É preciso fazer uma correção ao que a turma do governador Gladson Cameli tentou massificar durante a semana. A martelada da ministra do Superior Tribunal de Justiça e relatora da Operação Ptolomeu na corte, Nancy Andrighi, em nenhum momento, suspendeu o julgamento. A ficção oficial do Palácio ainda foi mais longe, tentou emplacar a ideia de que a suposta suspensão teria ocorrido “por falta de provas”.
A tropa oficial não falou a verdade. Simples assim.
Zelosa, Andrighi sabe que o respeito “devido processo legal” precisa ser observado sempre. E se a defesa de Cameli alegou, calculadamente, que não teve acesso à íntegra das peças acusatórias, então que isso seja atendido. Se a defesa alega que os ditos Relatórios de Análise de Polícia Judiciária elaborados pela Polícia Federal não chegaram ao colo da defesa, então que se providencie isto.

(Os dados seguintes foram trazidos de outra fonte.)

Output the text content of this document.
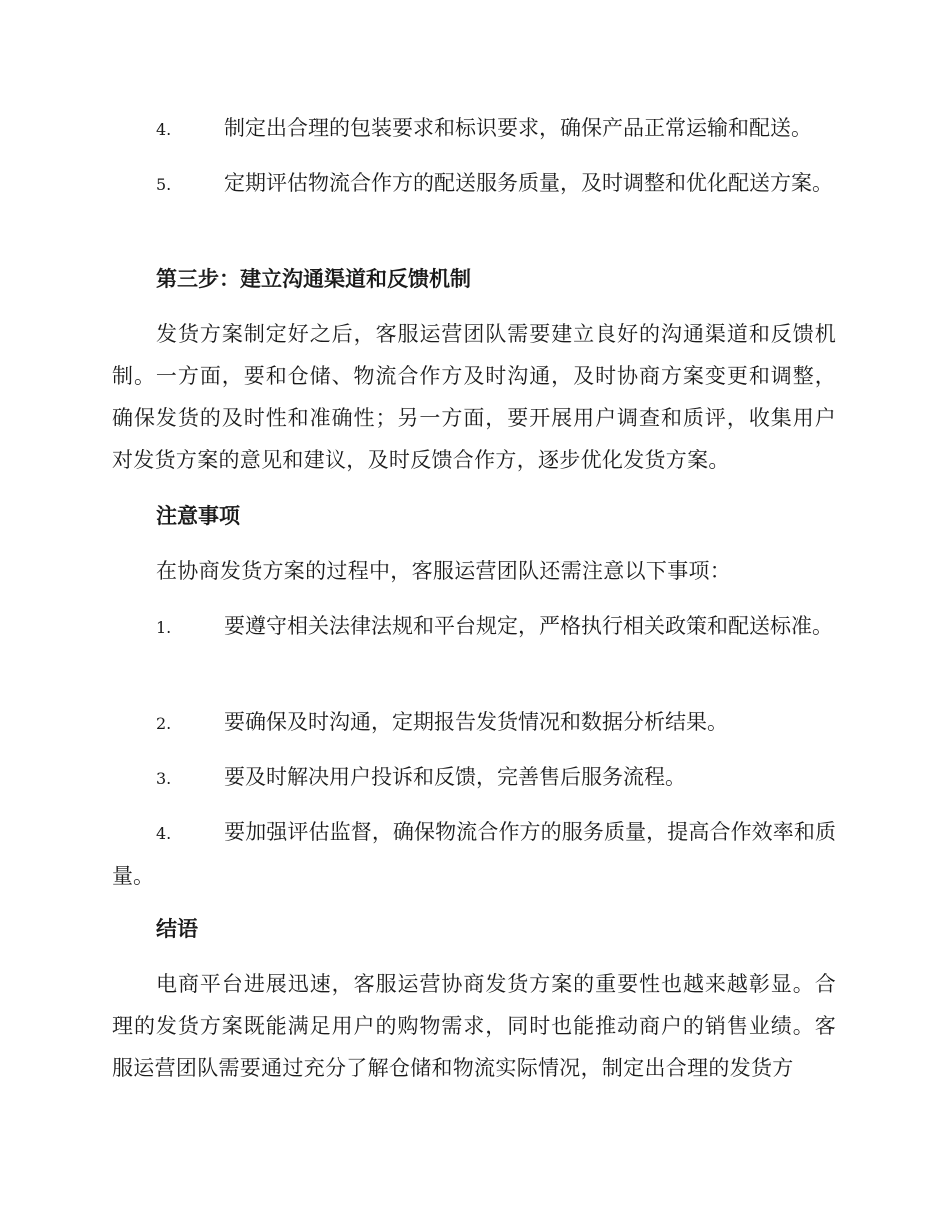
4.	制定出合理的包装要求和标识要求，确保产品正常运输和配送。
5.	定期评估物流合作方的配送服务质量，及时调整和优化配送方案。
第三步：建立沟通渠道和反馈机制
发货方案制定好之后，客服运营团队需要建立良好的沟通渠道和反馈机制。一方面，要和仓储、物流合作方及时沟通，及时协商方案变更和调整，确保发货的及时性和准确性；另一方面，要开展用户调查和质评，收集用户对发货方案的意见和建议，及时反馈合作方，逐步优化发货方案。
注意事项
在协商发货方案的过程中，客服运营团队还需注意以下事项：
1.	要遵守相关法律法规和平台规定，严格执行相关政策和配送标准。
2.	要确保及时沟通，定期报告发货情况和数据分析结果。
3.	要及时解决用户投诉和反馈，完善售后服务流程。
4.	要加强评估监督，确保物流合作方的服务质量，提高合作效率和质量。
结语
电商平台进展迅速，客服运营协商发货方案的重要性也越来越彰显。合理的发货方案既能满足用户的购物需求，同时也能推动商户的销售业绩。客服运营团队需要通过充分了解仓储和物流实际情况，制定出合理的发货方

Todas as manchetes, toda a alegria oficial do Palácio Rio Branco residiu neste singelo movimento ritual. Uma filigrana processual que desautorizaria qualquer entusiasmo rumo à ideia de inocência, caso os assessores de Gladson fossem providos do mínimo cuidado em observar os fatos como os fatos são.

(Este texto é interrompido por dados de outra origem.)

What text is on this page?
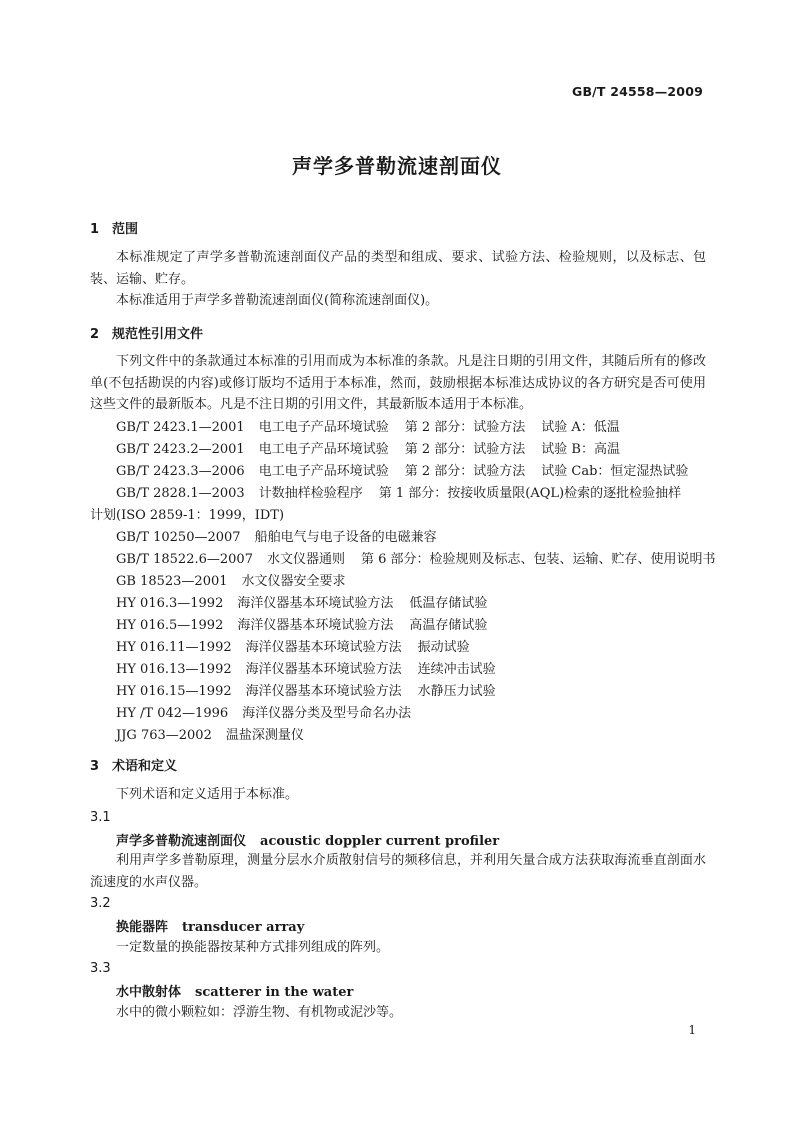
GB/T 24558—2009
声学多普勒流速剖面仪
1 范围
本标准规定了声学多普勒流速剖面仪产品的类型和组成、要求、试验方法、检验规则，以及标志、包装、运输、贮存。
本标准适用于声学多普勒流速剖面仪(简称流速剖面仪)。
2 规范性引用文件
下列文件中的条款通过本标准的引用而成为本标准的条款。凡是注日期的引用文件，其随后所有的修改单(不包括勘误的内容)或修订版均不适用于本标准，然而，鼓励根据本标准达成协议的各方研究是否可使用这些文件的最新版本。凡是不注日期的引用文件，其最新版本适用于本标准。
GB/T 2423.1—2001 电工电子产品环境试验 第 2 部分：试验方法 试验 A：低温
GB/T 2423.2—2001 电工电子产品环境试验 第 2 部分：试验方法 试验 B：高温
GB/T 2423.3—2006 电工电子产品环境试验 第 2 部分：试验方法 试验 Cab：恒定湿热试验
GB/T 2828.1—2003 计数抽样检验程序 第 1 部分：按接收质量限(AQL)检索的逐批检验抽样
计划(ISO 2859-1：1999，IDT)
GB/T 10250—2007 船舶电气与电子设备的电磁兼容
GB/T 18522.6—2007 水文仪器通则 第 6 部分：检验规则及标志、包装、运输、贮存、使用说明书
GB 18523—2001 水文仪器安全要求
HY 016.3—1992 海洋仪器基本环境试验方法 低温存储试验
HY 016.5—1992 海洋仪器基本环境试验方法 高温存储试验
HY 016.11—1992 海洋仪器基本环境试验方法 振动试验
HY 016.13—1992 海洋仪器基本环境试验方法 连续冲击试验
HY 016.15—1992 海洋仪器基本环境试验方法 水静压力试验
HY /T 042—1996 海洋仪器分类及型号命名办法
JJG 763—2002 温盐深测量仪
3 术语和定义
下列术语和定义适用于本标准。
3.1
声学多普勒流速剖面仪 acoustic doppler current profiler
利用声学多普勒原理，测量分层水介质散射信号的频移信息，并利用矢量合成方法获取海流垂直剖面水流速度的水声仪器。
3.2
换能器阵 transducer array
一定数量的换能器按某种方式排列组成的阵列。
3.3
水中散射体 scatterer in the water
水中的微小颗粒如：浮游生物、有机物或泥沙等。
1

Se alguma coisa foi suspensa, pode-se dizer (para frenesi de algum palaciano mais apressado em massagear o humor do chefe) foi o prazo para que a defesa responda à acusação. Isso não muda em nada o andamento do processo. Frisa-se: não muda em nada o andamento do processo.
As danações apresentadas pelo inquérito da Ptolomeu estão lá, pujantes, inquietas, brilhando.
Aliás, há quem diga que o martelo da ministra Nancy Andrighi é temperamental, meio sisudo, pouco afeito a sorrisos fáceis. Mas dizem também que ele não é avexado. É tranquilão: consciente do peso que tem, sabe a hora certa de se mexer. Não gosta que ninguém corrija o som produzido depois de batido.
É até engraçado observar o desespero da corte acreana quando alguma coisa acontece no STJ em relação à Operação Ptolomeu. O processo ainda não foi, digamos, “transformado” em Ação Penal. Explicando de forma bem simples: digamos que as supostas danações de Gladson e sua tropa foram registradas pela Polícia Federal. Tudo foi escrito em um documento chamado “inquérito”. Esse documento foi apresentado para quem é o acusador formal, o Ministério Público Federal. E o MPF bateu na porta do STJ dizendo assim: “Repara, STJ! Olha essa danação desses meninos lá do Acre!”. E está assim.
É bem capaz que a ministra Nancy Andrighi ainda nem tenha queimado muita pestana com isso. O que ela não se permite é que defensores de traquinagens balbuciem que o devido processo legal não foi respeitado.
A pressa palaciana em mentir para criar uma imagem de injustiçado em torno de Gladson Cameli expõe, na verdade, o desespero. O próprio Cameli tenta dissimular: tem se apresentado em agendas oficiais com ar mais sereno, menos brincalhão e quando abordado sobre o problema calcula as palavras que saem de sua boca com vagar e frágeis, quase conscientes de que não convencem nem a ele mesmo.
Os cálculos políticos que rondam o Palácio Rio Branco, em torno da Operação Ptolomeu, devem estar intensos. Ao menos, deveriam. Porque a cena não é boa para o líder do paço. Não tranquiliza o governante, consciente do que fez (inclusive do que diz não ter feito). Quais as alternativas jurídicas Gladson tem para evitar o possível afastamento é uma dúvida ainda difícil de ser sanada. Até o fim deste mês de fevereiro, há muitos ritmos a serem ouvidos e sentidos. O martelo de Nancy está calmo, mas tem lá os seus caprichos: só para deixar mais emocionante o clima, fica com a parte da cabeça quieta, parada, mas o cabo vai batendo levemente, de forma sutil. Um ouvinte atento é capaz de decifrar o que se diz lá longe… o som chegando devagar… aproximando-se, ameaçador para alguns: “Toc! Toc! Toc!”